— Я продолжу, — кивнул Чугаев. — Пока мы все это выясняли, Лазкин отличился снова. Вчера вечером, все в тех же Дубках, он остановил одну деваху, тоже алферовскую. Денег у нее не было, он попытался изнасиловать. Спасло ее только то, что Лазкин был пьяным. Девахе этой, кстати сказать, семнадцать лет, а оказалась похрабрее иных взрослых — поцарапала ему физиономию и убежала. Это было вчера, а сегодня полковник разнес меня в пух и прах и сказал, что мы даром едим народный хлеб. Так оно!

Майор пристукнул ладонью по столу, выждал паузу.

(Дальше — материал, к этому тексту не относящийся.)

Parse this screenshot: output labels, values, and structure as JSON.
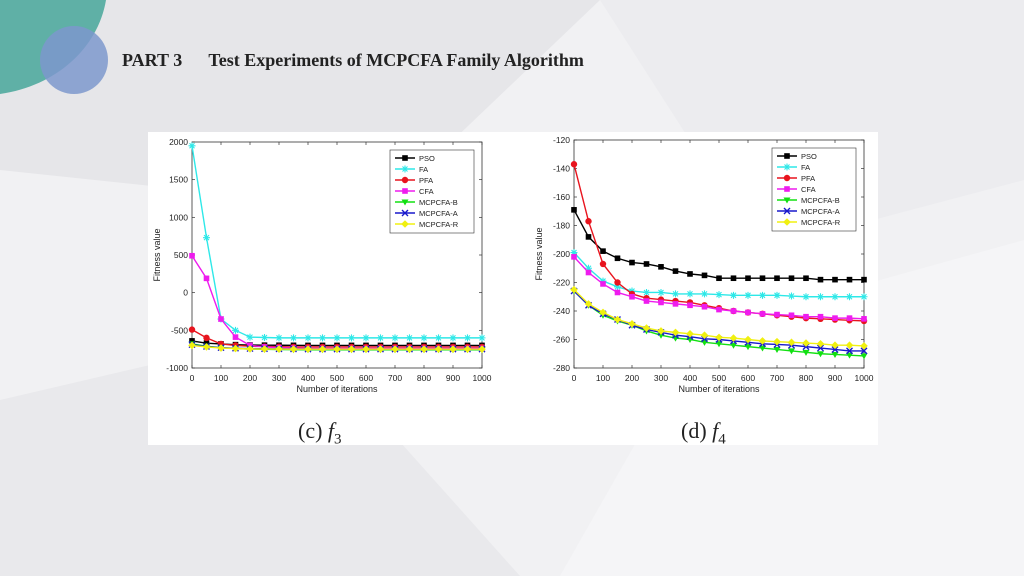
{
  "header": {
    "part": "PART 3",
    "title": "Test Experiments of MCPCFA Family Algorithm"
  },
  "colors": {
    "PSO": "#000000",
    "FA": "#2ee8e8",
    "PFA": "#e8141e",
    "CFA": "#ee1cee",
    "MCPCFA-B": "#12e012",
    "MCPCFA-A": "#1818cc",
    "MCPCFA-R": "#f0f010"
  },
  "chart_data": [
    {
      "type": "line",
      "caption": "(c)",
      "caption_f": "f",
      "caption_sub": "3",
      "xlabel": "Number of iterations",
      "ylabel": "Fitness value",
      "xlim": [
        0,
        1000
      ],
      "ylim": [
        -1000,
        2000
      ],
      "xticks": [
        0,
        100,
        200,
        300,
        400,
        500,
        600,
        700,
        800,
        900,
        1000
      ],
      "yticks": [
        -1000,
        -500,
        0,
        500,
        1000,
        1500,
        2000
      ],
      "grid": false,
      "legend": "top-right",
      "x": [
        0,
        50,
        100,
        150,
        200,
        250,
        300,
        350,
        400,
        450,
        500,
        550,
        600,
        650,
        700,
        750,
        800,
        850,
        900,
        950,
        1000
      ],
      "series": [
        {
          "name": "PSO",
          "values": [
            -640,
            -670,
            -680,
            -690,
            -695,
            -697,
            -698,
            -699,
            -700,
            -700,
            -700,
            -700,
            -700,
            -700,
            -700,
            -700,
            -700,
            -700,
            -700,
            -700,
            -700
          ]
        },
        {
          "name": "FA",
          "values": [
            1950,
            730,
            -350,
            -500,
            -590,
            -595,
            -600,
            -600,
            -600,
            -600,
            -600,
            -600,
            -600,
            -600,
            -600,
            -600,
            -600,
            -600,
            -600,
            -600,
            -600
          ]
        },
        {
          "name": "PFA",
          "values": [
            -490,
            -600,
            -680,
            -700,
            -710,
            -715,
            -718,
            -720,
            -720,
            -720,
            -720,
            -720,
            -720,
            -720,
            -720,
            -720,
            -720,
            -720,
            -720,
            -720,
            -720
          ]
        },
        {
          "name": "CFA",
          "values": [
            490,
            190,
            -350,
            -590,
            -700,
            -720,
            -730,
            -735,
            -740,
            -740,
            -740,
            -740,
            -740,
            -740,
            -740,
            -740,
            -740,
            -740,
            -740,
            -740,
            -740
          ]
        },
        {
          "name": "MCPCFA-B",
          "values": [
            -680,
            -710,
            -730,
            -740,
            -750,
            -752,
            -755,
            -757,
            -758,
            -758,
            -758,
            -758,
            -758,
            -758,
            -758,
            -758,
            -758,
            -758,
            -758,
            -758,
            -758
          ]
        },
        {
          "name": "MCPCFA-A",
          "values": [
            -690,
            -715,
            -730,
            -738,
            -742,
            -745,
            -747,
            -748,
            -749,
            -750,
            -750,
            -750,
            -750,
            -750,
            -750,
            -750,
            -750,
            -750,
            -750,
            -750,
            -750
          ]
        },
        {
          "name": "MCPCFA-R",
          "values": [
            -700,
            -720,
            -735,
            -742,
            -746,
            -748,
            -749,
            -750,
            -750,
            -750,
            -750,
            -750,
            -750,
            -750,
            -750,
            -750,
            -750,
            -750,
            -750,
            -750,
            -750
          ]
        }
      ]
    },
    {
      "type": "line",
      "caption": "(d)",
      "caption_f": "f",
      "caption_sub": "4",
      "xlabel": "Number of iterations",
      "ylabel": "Fitness value",
      "xlim": [
        0,
        1000
      ],
      "ylim": [
        -280,
        -120
      ],
      "xticks": [
        0,
        100,
        200,
        300,
        400,
        500,
        600,
        700,
        800,
        900,
        1000
      ],
      "yticks": [
        -280,
        -260,
        -240,
        -220,
        -200,
        -180,
        -160,
        -140,
        -120
      ],
      "grid": false,
      "legend": "top-right",
      "x": [
        0,
        50,
        100,
        150,
        200,
        250,
        300,
        350,
        400,
        450,
        500,
        550,
        600,
        650,
        700,
        750,
        800,
        850,
        900,
        950,
        1000
      ],
      "series": [
        {
          "name": "PSO",
          "values": [
            -169,
            -188,
            -198,
            -203,
            -206,
            -207,
            -209,
            -212,
            -214,
            -215,
            -217,
            -217,
            -217,
            -217,
            -217,
            -217,
            -217,
            -218,
            -218,
            -218,
            -218
          ]
        },
        {
          "name": "FA",
          "values": [
            -199,
            -210,
            -219,
            -223,
            -226,
            -227,
            -227,
            -228,
            -228,
            -228,
            -228.5,
            -229,
            -229,
            -229,
            -229,
            -229.5,
            -230,
            -230,
            -230,
            -230,
            -230
          ]
        },
        {
          "name": "PFA",
          "values": [
            -137,
            -177,
            -207,
            -220,
            -228,
            -231,
            -232,
            -233,
            -234,
            -236,
            -238,
            -240,
            -241,
            -242,
            -243,
            -244,
            -245,
            -245.5,
            -246,
            -246.5,
            -247
          ]
        },
        {
          "name": "CFA",
          "values": [
            -202,
            -213,
            -221,
            -227,
            -230,
            -233,
            -234,
            -235,
            -236,
            -237,
            -239,
            -240,
            -241,
            -242,
            -242.5,
            -243,
            -244,
            -244,
            -245,
            -245,
            -245.5
          ]
        },
        {
          "name": "MCPCFA-B",
          "values": [
            -226,
            -236,
            -243,
            -247,
            -250,
            -254,
            -257,
            -259,
            -260,
            -262,
            -263,
            -264,
            -265,
            -266,
            -267,
            -268,
            -269,
            -270,
            -270.5,
            -271,
            -271.5
          ]
        },
        {
          "name": "MCPCFA-A",
          "values": [
            -226,
            -236,
            -242,
            -246,
            -250,
            -253,
            -255,
            -257,
            -258,
            -259.5,
            -260,
            -261,
            -262,
            -263,
            -263.5,
            -264,
            -265,
            -266,
            -267,
            -268,
            -268
          ]
        },
        {
          "name": "MCPCFA-R",
          "values": [
            -225,
            -235,
            -241,
            -246,
            -249,
            -252,
            -254,
            -255,
            -256,
            -257,
            -258.5,
            -259,
            -260,
            -261,
            -261.5,
            -262,
            -262.5,
            -263,
            -264,
            -264,
            -264.5
          ]
        }
      ]
    }
  ]
}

— Насчет хлеба, правда, полковник не говорил, но ничего это не меняет. Терпеть дальше такой истории нельзя. Сегодня будем брать Лазкина. Все присутствующие здесь включены в опергруппу. Возглавить ее приказано мне. Сейчас шестнадцать двадцать. До часа ночи можете отдыхать. Сбор здесь в час тридцать. В два выезжаем. Оружие брать непременно. Если есть вопросы — давайте, если нет, — по домам...

В кабинете остался один Чугаев — отдыхать ему было еще некогда.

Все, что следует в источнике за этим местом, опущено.